Tensor-core tier vs the scalar deterministic tier, GEMM level
(forward; measured on this crate's bench suite):

| shape (M, K, N) | scalar | tensor cores | speedup |
|---|---:|---:|---:|
| 2048, 768, 3072 | 290.9 µs | 83.4 µs | **3.5×** |
| 4096, 1536, 3072 | 1123.0 µs | 353.5 µs | 3.2× |
| 2048, 768, 512 | 123.5 µs | 19.5 µs | **6.3×** |

~116 TFLOPS bf16 at M2048 K768 N3072 (~32 % of Ada dense peak). dW and
dX see similar gains (4.0–5.6× and 3.5–5.1× on the same shapes).
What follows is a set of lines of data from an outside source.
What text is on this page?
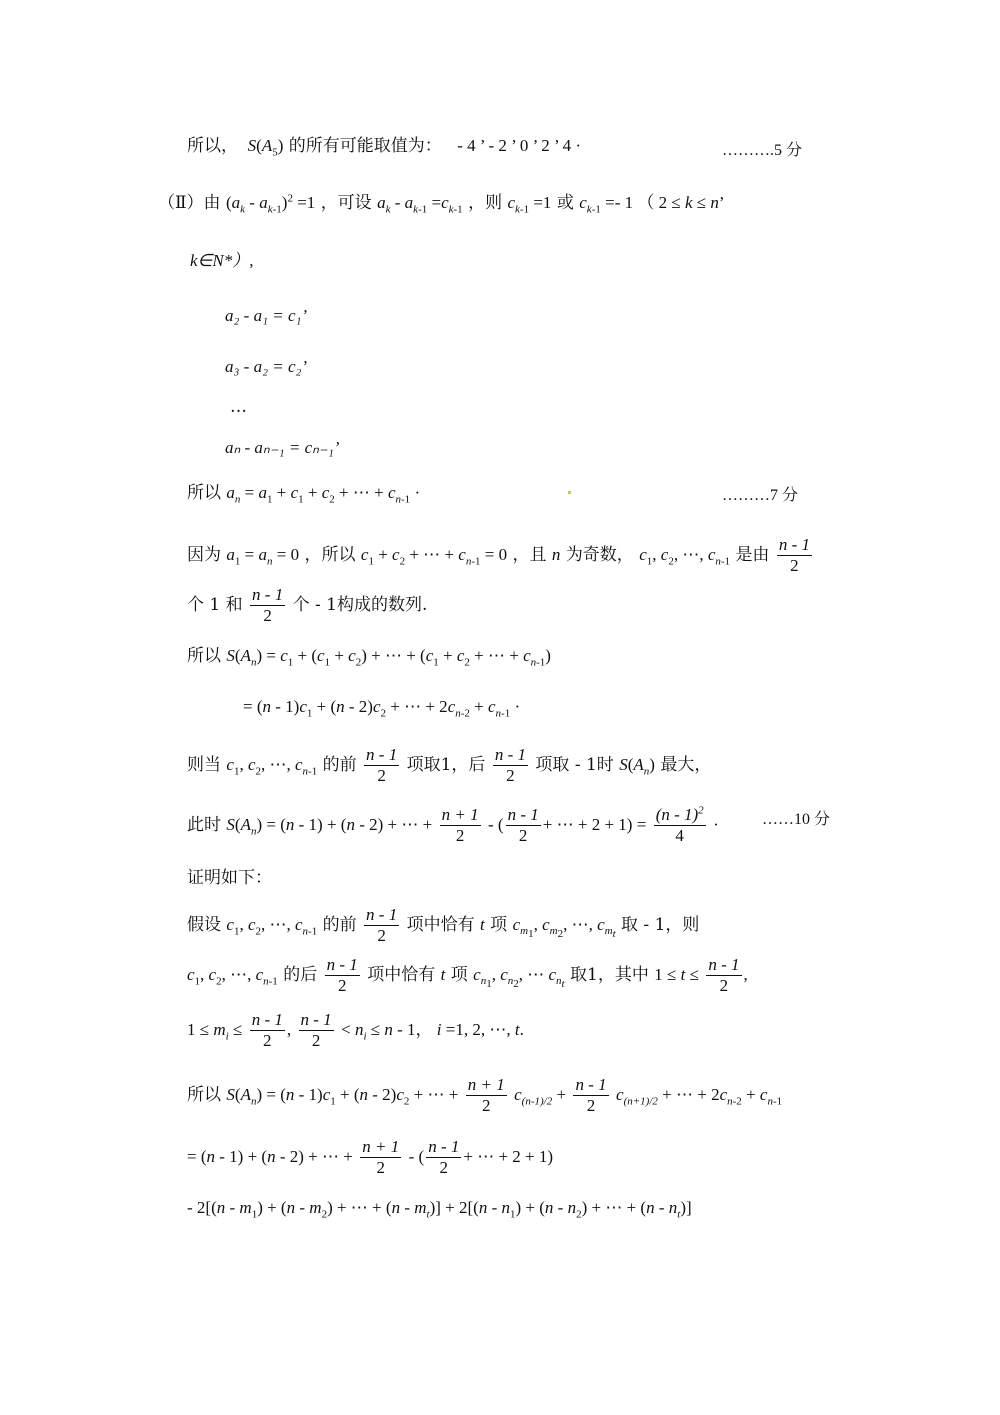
所以，  $S(A_5)$ 的所有可能取值为： - 4 ’ - 2 ’ 0 ’ 2 ’ 4 ·	……….5 分
（Ⅱ）由 $(a_k - a_{k-1})^2 =1$ ，可设 $a_k - a_{k-1} =c_{k-1}$ ，则 $c_{k-1} =1$ 或 $c_{k-1} =- 1$ （ 2 ≤ k ≤ n’
k∈N*）,
a₂ - a₁ = c₁’
a₃ - a₂ = c₂’
…
aₙ - aₙ₋₁ = cₙ₋₁’
所以 $a_n = a_1 + c_1 + c_2$ + ⋯ + $c_{n-1}$ ·	………7 分
因为 $a_1 = a_n = 0$ ，所以 $c_1 + c_2$ + ⋯ + $c_{n-1} = 0$ ，且 n 为奇数， $c_1$, $c_2$, ⋯, $c_{n-1}$ 是由 $\frac{n - 1}{2}$
个 1 和 $\frac{n - 1}{2}$ 个 - 1构成的数列.
所以 $S(A_n) = c_1 + (c_1 + c_2)$ + ⋯ + ($c_1 + c_2$ + ⋯ + $c_{n-1}$)
= $(n - 1)c_1 + (n - 2)c_2$ + ⋯ + $2c_{n-2} + c_{n-1}$ ·
则当 $c_1$, $c_2$, ⋯, $c_{n-1}$ 的前 $\frac{n - 1}{2}$ 项取1，后 $\frac{n - 1}{2}$ 项取 - 1时 $S(A_n)$ 最大，
此时 $S(A_n) = (n - 1) + (n - 2)$ + ⋯ + $\frac{n + 1}{2}$ - ( $\frac{n - 1}{2}$ + ⋯ + $2 + 1) = \frac{(n - 1)^2}{4}$ ·	……10 分
证明如下：
假设 $c_1$, $c_2$, ⋯, $c_{n-1}$ 的前 $\frac{n - 1}{2}$ 项中恰有 t 项 $c_{m_1}$, $c_{m_2}$, ⋯, $c_{m_t}$ 取 - 1，则
$c_1$, $c_2$, ⋯, $c_{n-1}$ 的后 $\frac{n - 1}{2}$ 项中恰有 t 项 $c_{n_1}$, $c_{n_2}$, ⋯ $c_{n_t}$ 取1，其中 $1 \le t \le \frac{n - 1}{2}$ ,
$1 \le m_i \le \frac{n - 1}{2}$ , $\frac{n - 1}{2} < n_i \le n - 1$， i =1, 2, ⋯, t.
所以 $S(A_n) = (n - 1)c_1 + (n - 2)c_2$ + ⋯ + $\frac{n + 1}{2} c_{(n-1)/2} + \frac{n - 1}{2} c_{(n+1)/2}$ + ⋯ + $2c_{n-2} + c_{n-1}$
= (n - 1) + (n - 2) + ⋯ + $\frac{n + 1}{2}$ - ( $\frac{n - 1}{2}$ + ⋯ + 2 + 1)
- $2[(n - m_1) + (n - m_2)$ + ⋯ + $(n - m_t)] + 2[(n - n_1) + (n - n_2)$ + ⋯ + $(n - n_t)$]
Against cuBLAS (measured in a host application using this engine for
every training GEMM, same GPU, per optimizer step):

| dtype × tier | vs cuBLAS | model size |
|---|---|---|
| f32 scalar vs TF32 | 1.28–1.53× | full f32 precision vs truncated-mantissa TF32 |
| bf16/f16 scalar vs PEDANTIC | 1.09–1.37× | bit-contract, CUDA cores |
| bf16 TC vs PEDANTIC | **1.04× (d128) → 0.70× (d1536)** | parity on small models, 16–30 % FASTER from d768 |
| f16 TC vs PEDANTIC | 1.19× (d128) → 0.76× (d1536) | |

The cost of determinism is zero-to-negative on transformer-class
shapes; the deterministic bf16 step at d1536 also beats the f32-TF32
baseline outright.

## Documentation and examples

- [Usage guide]docs/usage-guide.md — recipes for all three interfaces,
  tier selection, CUDA Graph capture, determinism self-checks.
- [`examples/deterministic_training.rs`]examples/deterministic_training.rs  full Rust triad with runtime determinism/invariance asserts
  (`cargo run --release --example deterministic_training`).
- [`examples/capi/smoke.c`]examples/capi/smoke.c — the C ABI end to end.
- [`python/examples/train_deterministic.py`]python/examples/train_deterministic.py  bit-identical PyTorch training, twice from one seed.
- API reference: [docs.rs/sgemm-bi]https://docs.rs/sgemm-bi; the Python
  package ships typed stubs (`.pyi` + `py.typed`), so IDE hover/completion
  documents the native `Engine` too.

## Usage

```rust,ignore
use sgemm_bi::{Dtype, SgemmBi, TypedPtr};

let context = cudarc::driver::CudaContext::new(0).unwrap();
let stream = context.new_stream().unwrap();
let engine = SgemmBi::new(&context, stream.clone()).unwrap();

// y/x/w are CUdeviceptr device allocations on `stream` (bf16 storage).
engine
    .forward(
        TypedPtr::new(y, Dtype::Bf16),
        TypedPtr::new(x, Dtype::Bf16),
        TypedPtr::new(w, Dtype::Bf16),
        Some(bias_f32_ptr),
        (m, k, n),
    )
    .unwrap();
```

The engine binds to one stream; all calls enqueue and return. For CUDA
Graph capture, call `presize_upcast_scratch` before capturing so the
typed fallback never allocates inside (or after) a captured graph.

## Requirements

- NVIDIA GPU, `sm_80`+ for the bf16/f16 and tensor-core tiers (`cp.async`,
  `ldmatrix`, bf16 `mma.sync`); the f32 tier runs on older architectures.
- CUDA driver + NVRTC at run time. Kernels compile at engine construction
  for the device's native architecture — no toolkit or `nvcc` needed.
- No cuBLAS: the library never links or calls a vendor BLAS.

## Testing

Contract tests require a CUDA device:

```sh
cargo test --release -- --test-threads=1
```

Covered: f32 run-to-run bit identity; the typed bit contract swept across
~90 dispatch-gate boundary shapes (forward) plus backward shapes;
per-bucket batch invariance; tensor-core determinism, strict all-M
invariance, and accuracy vs the f32 reference. Benchmarks are `#[ignore]`d
(`bench_tc_vs_scalar`).

## Lineage

The Big-tile kernels descend from [siboehm's SGEMM
warptiling](https://github.com/siboehm/SGEMM_CUDA) work; smem padding
follows [salykova's sgemm.cu](https://github.com/salykova/sgemm.cu). The
engine is extracted from the GEMM layer of
[mamba-rs](https://github.com/silvermpx/mamba-rs), where it powers
deterministic SSM training.

## License

Dual-licensed under MIT or Apache-2.0.